• Gulf States Sign Monetary Union Agreement


    RIYADH, June 7 (Reuters) - Four Gulf Arab states signed a pact on Sunday creating a pared-down monetary union with Saudi Arabia at its centre, after the United Arab Emirates became the second country to abandon the project last month.
    The ceremony was attended by foreign and finance ministers and central bank governors of the six-nation Gulf Cooperation Council (GCC) in the Saudi capital Riyadh.
    It comes as a confidence-building measure after the shock decision by the UAE, the second-largest Arab economy, to leave the plan in protest after a May 5 decision to base the joint central bank in the Saudi capital Riyadh.
    In doing so, the UAE broke ranks with Saudi Arabia, Kuwait, Qatar and Bahrain and stirred doubts whether the project would proceed or, if so, whether the new currency bloc would be of much benefit to the energy-exporting region.
    "For the sceptics, the signing is not that important. It should be seen however as another step forward and proof to those that say the union cannot move ahead," said John Sfakianakis, chief economist at HSBC's Saudi affiliate.

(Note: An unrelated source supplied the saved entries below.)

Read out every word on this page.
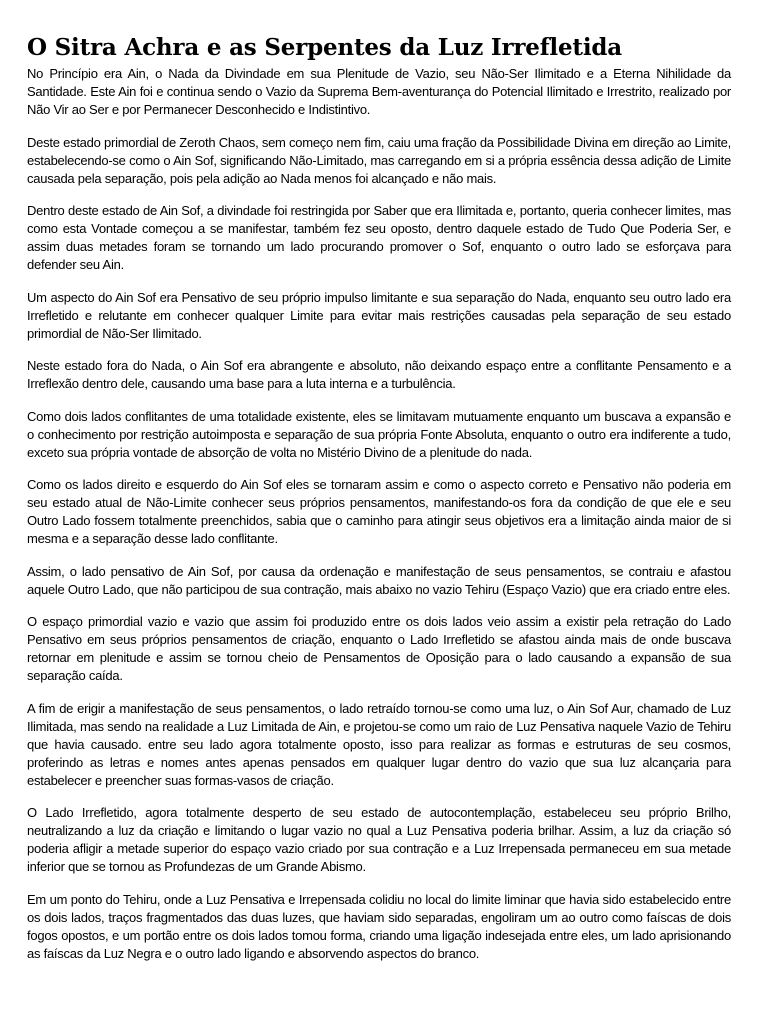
O Sitra Achra e as Serpentes da Luz Irrefletida

No Princípio era Ain, o Nada da Divindade em sua Plenitude de Vazio, seu Não-Ser Ilimitado e a Eterna Nihilidade da Santidade. Este Ain foi e continua sendo o Vazio da Suprema Bem-aventurança do Potencial Ilimitado e Irrestrito, realizado por Não Vir ao Ser e por Permanecer Desconhecido e Indistintivo.

Deste estado primordial de Zeroth Chaos, sem começo nem fim, caiu uma fração da Possibilidade Divina em direção ao Limite, estabelecendo-se como o Ain Sof, significando Não-Limitado, mas carregando em si a própria essência dessa adição de Limite causada pela separação, pois pela adição ao Nada menos foi alcançado e não mais.

Dentro deste estado de Ain Sof, a divindade foi restringida por Saber que era Ilimitada e, portanto, queria conhecer limites, mas como esta Vontade começou a se manifestar, também fez seu oposto, dentro daquele estado de Tudo Que Poderia Ser, e assim duas metades foram se tornando um lado procurando promover o Sof, enquanto o outro lado se esforçava para defender seu Ain.

Um aspecto do Ain Sof era Pensativo de seu próprio impulso limitante e sua separação do Nada, enquanto seu outro lado era Irrefletido e relutante em conhecer qualquer Limite para evitar mais restrições causadas pela separação de seu estado primordial de Não-Ser Ilimitado.

Neste estado fora do Nada, o Ain Sof era abrangente e absoluto, não deixando espaço entre a conflitante Pensamento e a Irreflexão dentro dele, causando uma base para a luta interna e a turbulência.

Como dois lados conflitantes de uma totalidade existente, eles se limitavam mutuamente enquanto um buscava a expansão e o conhecimento por restrição autoimposta e separação de sua própria Fonte Absoluta, enquanto o outro era indiferente a tudo, exceto sua própria vontade de absorção de volta no Mistério Divino de a plenitude do nada.

Como os lados direito e esquerdo do Ain Sof eles se tornaram assim e como o aspecto correto e Pensativo não poderia em seu estado atual de Não-Limite conhecer seus próprios pensamentos, manifestando-os fora da condição de que ele e seu Outro Lado fossem totalmente preenchidos, sabia que o caminho para atingir seus objetivos era a limitação ainda maior de si mesma e a separação desse lado conflitante.

Assim, o lado pensativo de Ain Sof, por causa da ordenação e manifestação de seus pensamentos, se contraiu e afastou aquele Outro Lado, que não participou de sua contração, mais abaixo no vazio Tehiru (Espaço Vazio) que era criado entre eles.

O espaço primordial vazio e vazio que assim foi produzido entre os dois lados veio assim a existir pela retração do Lado Pensativo em seus próprios pensamentos de criação, enquanto o Lado Irrefletido se afastou ainda mais de onde buscava retornar em plenitude e assim se tornou cheio de Pensamentos de Oposição para o lado causando a expansão de sua separação caída.

A fim de erigir a manifestação de seus pensamentos, o lado retraído tornou-se como uma luz, o Ain Sof Aur, chamado de Luz Ilimitada, mas sendo na realidade a Luz Limitada de Ain, e projetou-se como um raio de Luz Pensativa naquele Vazio de Tehiru que havia causado. entre seu lado agora totalmente oposto, isso para realizar as formas e estruturas de seu cosmos, proferindo as letras e nomes antes apenas pensados em qualquer lugar dentro do vazio que sua luz alcançaria para estabelecer e preencher suas formas-vasos de criação.

O Lado Irrefletido, agora totalmente desperto de seu estado de autocontemplação, estabeleceu seu próprio Brilho, neutralizando a luz da criação e limitando o lugar vazio no qual a Luz Pensativa poderia brilhar. Assim, a luz da criação só poderia afligir a metade superior do espaço vazio criado por sua contração e a Luz Irrepensada permaneceu em sua metade inferior que se tornou as Profundezas de um Grande Abismo.

Em um ponto do Tehiru, onde a Luz Pensativa e Irrepensada colidiu no local do limite liminar que havia sido estabelecido entre os dois lados, traços fragmentados das duas luzes, que haviam sido separadas, engoliram um ao outro como faíscas de dois fogos opostos, e um portão entre os dois lados tomou forma, criando uma ligação indesejada entre eles, um lado aprisionando as faíscas da Luz Negra e o outro lado ligando e absorvendo aspectos do branco.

    The UAE withdrawal was not the first setback. Oman opted out in 2006 and earlier this year the six-nation Gulf Cooperation Council (GCC) abandoned an initial 2010 deadline for issuing common notes and coins.
    The UAE's foreign minister told Reuters last month the Gulf state would consider rejoining the Gulf monetary union if the terms change and its neighbours agree to allow a joint central bank to be based in the country.

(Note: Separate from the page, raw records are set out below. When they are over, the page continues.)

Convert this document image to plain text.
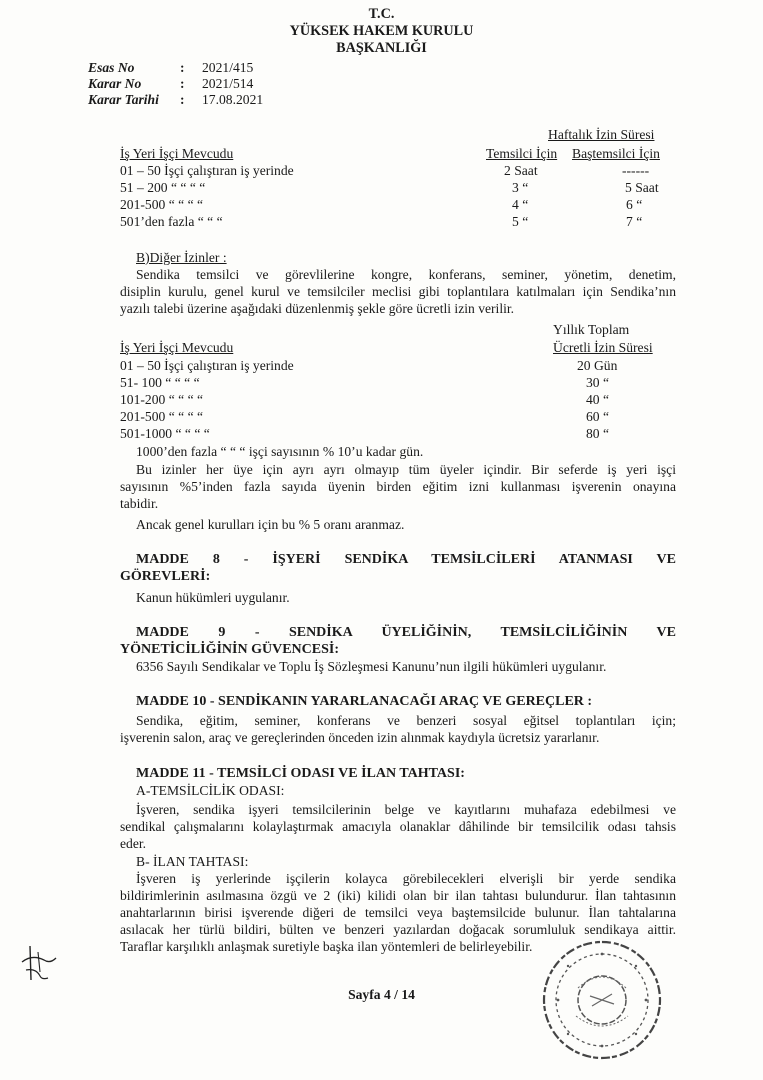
T.C.
YÜKSEK HAKEM KURULU
BAŞKANLIĞI
Esas No	: 2021/415
Karar No	: 2021/514
Karar Tarihi : 17.08.2021
Haftalık İzin Süresi
İş Yeri İşçi Mevcudu	Temsilci İçin Baştemsilci İçin
01 – 50 İşçi çalıştıran iş yerinde	2 Saat	------
51 – 200 “ “ “ “	3 “	5 Saat
201-500 “ “ “ “	4 “	6 “
501’den fazla “ “ “	5 “	7 “
B)Diğer İzinler :
Sendika temsilci ve görevlilerine kongre, konferans, seminer, yönetim, denetim,
disiplin kurulu, genel kurul ve temsilciler meclisi gibi toplantılara katılmaları için Sendika’nın
yazılı talebi üzerine aşağıdaki düzenlenmiş şekle göre ücretli izin verilir.
Yıllık Toplam
İş Yeri İşçi Mevcudu	Ücretli İzin Süresi
01 – 50 İşçi çalıştıran iş yerinde	20 Gün
51- 100 “ “ “ “	30 “
101-200 “ “ “ “	40 “
201-500 “ “ “ “	60 “
501-1000 “ “ “ “	80 “
1000’den fazla “ “ “ işçi sayısının % 10’u kadar gün.
Bu izinler her üye için ayrı ayrı olmayıp tüm üyeler içindir. Bir seferde iş yeri işçi
sayısının %5’inden fazla sayıda üyenin birden eğitim izni kullanması işverenin onayına
tabidir.
Ancak genel kurulları için bu % 5 oranı aranmaz.
MADDE 8 - İŞYERİ SENDİKA TEMSİLCİLERİ ATANMASI VE
GÖREVLERİ:
Kanun hükümleri uygulanır.
MADDE 9 - SENDİKA ÜYELİĞİNİN, TEMSİLCİLİĞİNİN VE
YÖNETİCİLİĞİNİN GÜVENCESİ:
6356 Sayılı Sendikalar ve Toplu İş Sözleşmesi Kanunu’nun ilgili hükümleri uygulanır.
MADDE 10 - SENDİKANIN YARARLANACAĞI ARAÇ VE GEREÇLER :
Sendika, eğitim, seminer, konferans ve benzeri sosyal eğitsel toplantıları için;
işverenin salon, araç ve gereçlerinden önceden izin alınmak kaydıyla ücretsiz yararlanır.
MADDE 11 - TEMSİLCİ ODASI VE İLAN TAHTASI:
A-TEMSİLCİLİK ODASI:
İşveren, sendika işyeri temsilcilerinin belge ve kayıtlarını muhafaza edebilmesi ve
sendikal çalışmalarını kolaylaştırmak amacıyla olanaklar dâhilinde bir temsilcilik odası tahsis
eder.
B- İLAN TAHTASI:
İşveren iş yerlerinde işçilerin kolayca görebilecekleri elverişli bir yerde sendika
bildirimlerinin asılmasına özgü ve 2 (iki) kilidi olan bir ilan tahtası bulundurur. İlan tahtasının
anahtarlarının birisi işverende diğeri de temsilci veya baştemsilcide bulunur. İlan tahtalarına
asılacak her türlü bildiri, bülten ve benzeri yazılardan doğacak sorumluluk sendikaya aittir.
Taraflar karşılıklı anlaşmak suretiyle başka ilan yöntemleri de belirleyebilir.
Sayfa 4 / 14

    But Saudi Finance Minister Ibrahim Al Assaf told Reuters earlier this month the location of a Gulf central bank would not be open for renegotiation.
    Some analysts had questioned whether the withdrawal of the UAE, the Arab world's largest economy after Saudi Arabia, could derail the long-troubled project.
    In 2001, the six members of the Gulf Cooperation Council -- a loose political and economic alliance -- had agreed to forge a monetary union similar to that of the European Union.